Taida T.*1, Nakagawa T.1, Fujie M.2, Ohta Y.1, Hamanaka S.1, Okimoto K.1, Saito K.1, Maruoka D.1, Matsumura T.1, Arai M.1, Katsuno T.3

1Chiba University, Department of Gastroenterology and Nephrology, Chiba, Japan 2Chiba University Hospital, Medical Engineering Control Center, Chiba, Japan 3Chiba University, Kashiwanoha Clinic of East Asian Medicine, Kashiwa, Japan


Previously, the association between inflammatory bowel disease (IBD) and the mucosal paracellular permeability change has been reported. A novel catheter that can measure mucosal admittance (MA) has been developed recently. In this study, we aimed to clarify the usefulness of measuring MA for predicting the prognosis of ulcerative colitis (UC) patients in remission.


Patients with UC in remission had been carried out real-time measurement of MA during colonoscopy and subsequent clinical follow up prospectively. The measurement of MA was taken by using the new device, Tissue Conductance Meter (TCM, AsahiBiomed Co., Ltd.), which can measure the mucosal permeability change electrophysiologically. Relapse was defined as moderate to severe clinical flare during the follow up period. We examined the relations between mucosal admittance, clinical parameters, and disease relapse during follow up period by the COX proportional hazards model.
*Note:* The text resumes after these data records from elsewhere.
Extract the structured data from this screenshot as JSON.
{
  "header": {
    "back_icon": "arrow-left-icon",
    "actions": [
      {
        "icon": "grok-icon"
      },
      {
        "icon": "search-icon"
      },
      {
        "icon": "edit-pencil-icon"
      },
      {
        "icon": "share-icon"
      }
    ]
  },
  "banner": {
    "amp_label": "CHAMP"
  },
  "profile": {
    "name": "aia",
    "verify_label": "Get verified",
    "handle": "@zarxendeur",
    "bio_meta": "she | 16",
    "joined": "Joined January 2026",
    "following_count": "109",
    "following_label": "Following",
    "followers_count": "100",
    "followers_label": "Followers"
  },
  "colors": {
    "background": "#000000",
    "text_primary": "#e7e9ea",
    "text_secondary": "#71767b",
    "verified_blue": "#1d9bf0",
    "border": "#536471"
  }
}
Fifty-four UC patients in remission were measured MA at baseline and studied for a median of 14 months. At baseline, the mean age was 44.8±13.8 years and 69% were males. The mean rectal MA of the patients was 906.7±264.3, and no complications were encountered by MA measurement.
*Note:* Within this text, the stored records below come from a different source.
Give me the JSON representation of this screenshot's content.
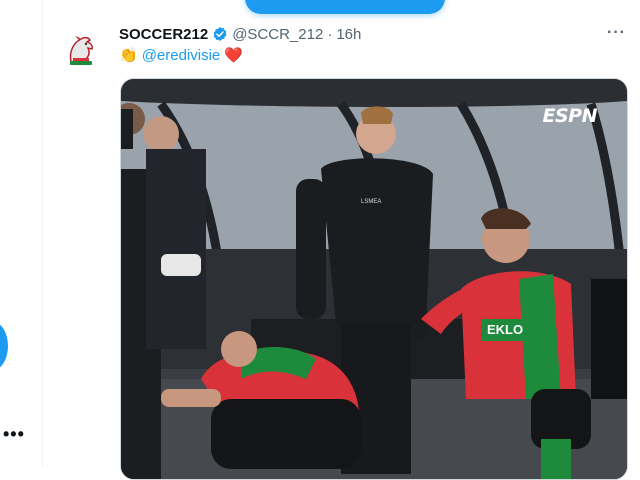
{
  "top_pill": {
    "label": ""
  },
  "tweet": {
    "display_name": "SOCCER212",
    "handle": "@SCCR_212",
    "separator": "·",
    "time": "16h",
    "text_emoji_clap": "👏",
    "mention": "@eredivisie",
    "text_emoji_heart": "❤️"
  },
  "media": {
    "watermark": "ESPN",
    "jersey_sponsor": "EKLO",
    "kit_brand": "LSMEA"
  },
  "icons": {
    "verified": "verified-badge-icon",
    "more": "more-horizontal-icon",
    "rail_more": "more-dots-icon"
  },
  "colors": {
    "accent": "#1d9bf0",
    "kit_red": "#d9323a",
    "kit_green": "#1e8a3c"
  }
}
In this prospective study, 23 patients (31.5%) relapsed, and in those patients, two patients (3.7%) underwent surgery during follow up period.

In the multivariate analysis, rectal MA in relapse group (801.2±207.1) was significantly lower than rectal MA in remission group (955.2±275.9, hazard ratio 0.998, 95% CI 0.996–1.000, p=0.046). The ROC curve analysis showed that the optimal cut-off value of rectal MA for relapse was 781.0 (AUROC =0.679, 95% CI: 0.529–0.829, p=0.036). In patients whose rectal MA was below the cut-off value, relapse rate was significantly more than for the other patients (Log rank test, p=0.002, Figure 1).
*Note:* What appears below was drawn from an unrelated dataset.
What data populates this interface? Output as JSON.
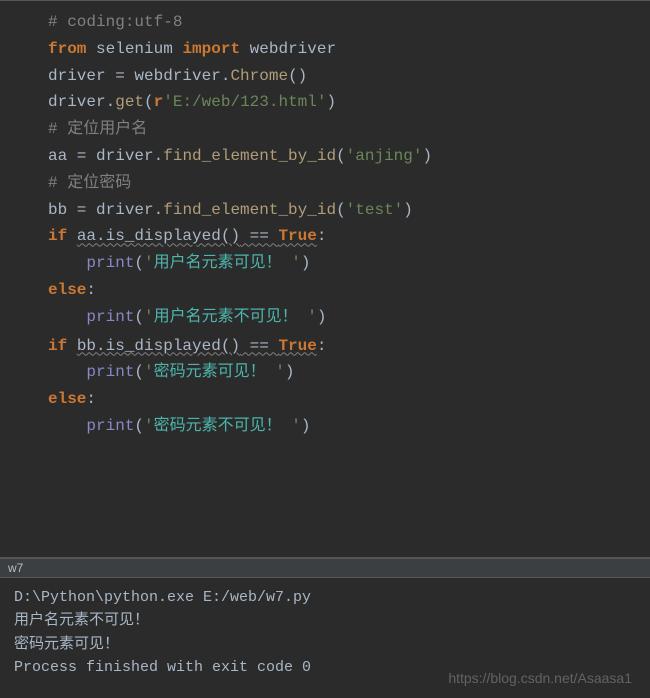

Figure 1. Kaplan-Meier survival analysis showed that relapse during follow up period was significantly correlated with rectal MA cut-off values (Log rank test, p=0.002).


Our results showed that low levels of rectal MA are associated with relapse rate. Real-time measurement of rectal MA using a novel endoscopy-guided catheter could be safety and useful for predicting the prognosis of patients with UC in remission.